We have tried to identify the cytotoxic effectors in platelet‐mediated tumour cell killing, using two tumour cell lines K562 (a chronic myelogenic leukaemic cell line) and LU99A (a lung cancer cell line), which are both sensitive to platelet cytotoxicity. Cyclo‐oxygenase inhibitors, acetylsalicylic acid (ASA) and indomethacin, effectively inhibited the platelet‐mediated killing of K562 cells, but not that of LU99A cells.

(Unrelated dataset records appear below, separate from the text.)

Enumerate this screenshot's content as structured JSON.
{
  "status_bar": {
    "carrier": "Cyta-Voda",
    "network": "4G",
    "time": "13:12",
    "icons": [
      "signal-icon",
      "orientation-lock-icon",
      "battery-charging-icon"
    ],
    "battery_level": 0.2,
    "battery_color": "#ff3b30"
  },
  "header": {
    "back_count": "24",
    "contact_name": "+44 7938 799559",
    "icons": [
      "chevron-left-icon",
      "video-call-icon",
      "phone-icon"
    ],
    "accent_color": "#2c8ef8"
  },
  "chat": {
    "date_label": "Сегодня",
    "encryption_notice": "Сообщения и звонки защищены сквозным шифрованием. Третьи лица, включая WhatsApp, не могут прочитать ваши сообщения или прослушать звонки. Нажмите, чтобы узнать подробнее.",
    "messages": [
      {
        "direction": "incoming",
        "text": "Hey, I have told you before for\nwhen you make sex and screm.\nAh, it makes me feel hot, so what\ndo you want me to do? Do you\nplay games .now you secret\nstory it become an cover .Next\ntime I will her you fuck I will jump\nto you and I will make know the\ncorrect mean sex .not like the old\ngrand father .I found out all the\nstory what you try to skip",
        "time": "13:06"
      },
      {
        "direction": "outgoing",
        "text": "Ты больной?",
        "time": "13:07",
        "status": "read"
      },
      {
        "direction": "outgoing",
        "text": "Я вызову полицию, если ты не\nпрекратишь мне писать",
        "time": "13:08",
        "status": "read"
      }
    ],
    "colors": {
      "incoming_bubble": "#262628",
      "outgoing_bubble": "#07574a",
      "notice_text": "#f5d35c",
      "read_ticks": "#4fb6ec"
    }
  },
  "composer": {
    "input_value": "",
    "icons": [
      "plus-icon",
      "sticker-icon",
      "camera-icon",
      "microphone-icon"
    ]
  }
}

In contrast, inhibitors of the nitric oxide (NO) pathway, N G ‐nitro‐ L ‐arginine ( L ‐NA), haemoglobin and methylene blue, reduced the cytotoxic activity of platelets against LU99A, but not against K562. Synthetic analogues of platelet–cyclo‐oxygenase products thromboxane A 2 /prostaglandin H 2 (TXA 2 /PGH 2 ) exerted cytotoxicity against K562 cells but not against LU99A cells. Electron microscopic study showed that TXA 2 /PGH 2 analogues induced bleb formation and disruption of the plasma membrane of K562 cells. K562 cells enhanced the production of TXA 2 by platelets, as inferred from the accumulation of thromboxane B 2 (TXB 2 ), a spontaneous hydrolysis product of TXA 2 . LU99A cells had no such effects. These results indicate that platelets kill these two tumour cell lines through different mechanisms. In K562, the cyclo‐oxygenase products TXA 2 /PGH 2 possibly play a significant role, but in LU99A the NO pathway seems to be involved.